Jugar siempre es perder
Renunciando a su sentido común y al mínimo de
inteligencia en su vida, se dejó arrastrar hasta el salón de juegos, donde pasó
toda la tarde y buena parte de la noche. Solo cuando en su mano le quedaba un
último euro se percató de su locura. Ya era tarde. Introdujo la moneda en la
ranura, golpeó el pulsador con rabia para iniciar la partida. Las líneas de
combinaciones giraban rápidamente; de sus ojos, irritados por tantas horas
frente a las luces multicolores de la máquina tragaperras, brotaron lágrimas que
no podía reprimir, máxime cuando esta cantó incesante el premio especial: Jackpot:
dos mil trescientos noventa y cinco euros.

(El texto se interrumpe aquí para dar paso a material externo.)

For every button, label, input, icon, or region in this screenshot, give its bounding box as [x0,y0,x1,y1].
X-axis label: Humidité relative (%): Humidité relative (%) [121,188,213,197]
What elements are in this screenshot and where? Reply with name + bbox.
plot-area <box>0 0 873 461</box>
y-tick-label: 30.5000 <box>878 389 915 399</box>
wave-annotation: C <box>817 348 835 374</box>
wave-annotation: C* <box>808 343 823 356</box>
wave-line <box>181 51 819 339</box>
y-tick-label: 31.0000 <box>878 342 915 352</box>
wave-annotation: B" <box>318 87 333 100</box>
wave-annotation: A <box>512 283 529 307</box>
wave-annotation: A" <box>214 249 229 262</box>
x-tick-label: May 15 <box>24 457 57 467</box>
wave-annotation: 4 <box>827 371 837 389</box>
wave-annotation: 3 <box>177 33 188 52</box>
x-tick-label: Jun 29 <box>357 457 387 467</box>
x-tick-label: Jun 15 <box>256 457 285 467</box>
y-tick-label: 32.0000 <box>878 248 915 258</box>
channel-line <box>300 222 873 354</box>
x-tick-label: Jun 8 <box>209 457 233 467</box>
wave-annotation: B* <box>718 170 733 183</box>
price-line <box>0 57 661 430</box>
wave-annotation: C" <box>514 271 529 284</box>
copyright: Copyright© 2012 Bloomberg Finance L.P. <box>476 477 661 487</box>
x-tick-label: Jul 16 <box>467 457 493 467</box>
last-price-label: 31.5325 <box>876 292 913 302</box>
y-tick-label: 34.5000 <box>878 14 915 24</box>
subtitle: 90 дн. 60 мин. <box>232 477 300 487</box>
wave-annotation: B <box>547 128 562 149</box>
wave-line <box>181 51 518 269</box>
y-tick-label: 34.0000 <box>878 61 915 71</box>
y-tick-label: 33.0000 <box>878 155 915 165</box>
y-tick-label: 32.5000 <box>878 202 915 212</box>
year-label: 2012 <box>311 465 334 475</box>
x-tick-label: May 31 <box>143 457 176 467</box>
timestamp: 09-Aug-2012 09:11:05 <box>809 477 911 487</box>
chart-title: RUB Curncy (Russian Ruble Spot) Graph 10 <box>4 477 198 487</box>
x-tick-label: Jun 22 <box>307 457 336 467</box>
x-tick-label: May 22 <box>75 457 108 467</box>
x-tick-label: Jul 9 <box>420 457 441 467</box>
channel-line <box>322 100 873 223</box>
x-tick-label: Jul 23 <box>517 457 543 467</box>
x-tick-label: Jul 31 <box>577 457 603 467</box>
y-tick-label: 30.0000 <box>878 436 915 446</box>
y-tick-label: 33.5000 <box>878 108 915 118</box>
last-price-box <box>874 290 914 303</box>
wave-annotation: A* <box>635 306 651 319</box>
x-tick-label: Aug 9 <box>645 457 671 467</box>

Había jugado unos mil quinientos euros. Podía estar
satisfecho, dado que la cuenta de resultados le era favorable, aunque pensó cuánto
había perdido de mesura.
Eran las cuatro de la mañana cuando volvía a casa,
cansado, exhausto. Feliz por el resultado económico, pero rendido, destrozado y
angustiado, por ese impulso interior que le afligía la conciencia, retornando
su sentido común… y su escasa inteligencia.
Tan ensimismado iba en sus pensamientos que no se
percató de la presencia del tipo que le seguía. Aunque las calles que debía
recorrer hasta llegar a su casa estaban iluminadas, no todas lo estaban lo
suficiente. Esa noche la luna llena alumbraba con claridad las zonas en
penumbra donde las farolas eran insuficientes, como suele ocurrir en las calles
más alejadas del centro.
Tenía que recorrer un largo camino hasta su barrio, en
la periferia de la ciudad. La noche era fría, ya entrado octubre; el otoño
empezaba a notarse no solo en las hojas que caían de los árboles, sino también
en el aire helado que a esas horas de la madrugada se hacía sentir.
Confiado en su caminar, no era consciente del peligro
que le acechaba. Sintió un pinchazo en el costado izquierdo, giró la cabeza y
vio el rostro hosco y la boca desdentada de quien le amenazaba con atracarle.
Quiso defenderse, pero solo consiguió que este hundiera el cuchillo en su
costado, atravesando no solo la piel, sino también el riñón. Cayó desplomado al
suelo. El agresor se agachó junto a él, palpó sus bolsillos, extrajo la cartera
del interior de su chaqueta y huyó corriendo.
Un coche patrulla de la policía local se percató de la
fuga de un individuo que, con un cuchillo ensangrentado en la mano, se alejaba
de un hombre que yacía en el suelo. Intuyendo lo sucedido, uno de los agentes
descendió del vehículo para perseguir al malhechor, mientras el otro llamaba a
emergencias y se acercaba a socorrer al herido.
La hemorragia abundante que sufría amenazaba con
llevarle a un shock que le produciría la muerte, pensó, mientras
presionaba la herida, prolongando así su agonía si nadie lo remediaba.
Días más tarde, al salir del coma inducido al que los médicos le habían sometido para salvarle la vida, supo que la suerte había estado de su parte y que se le brindaba una nueva oportunidad de seguir adelante. Una vida que, sin duda, ya no pasaría ni por jugar ni por jugársela. Y comprendió entonces, con una claridad amarga, que jugar, invariablemente, siempre es perder.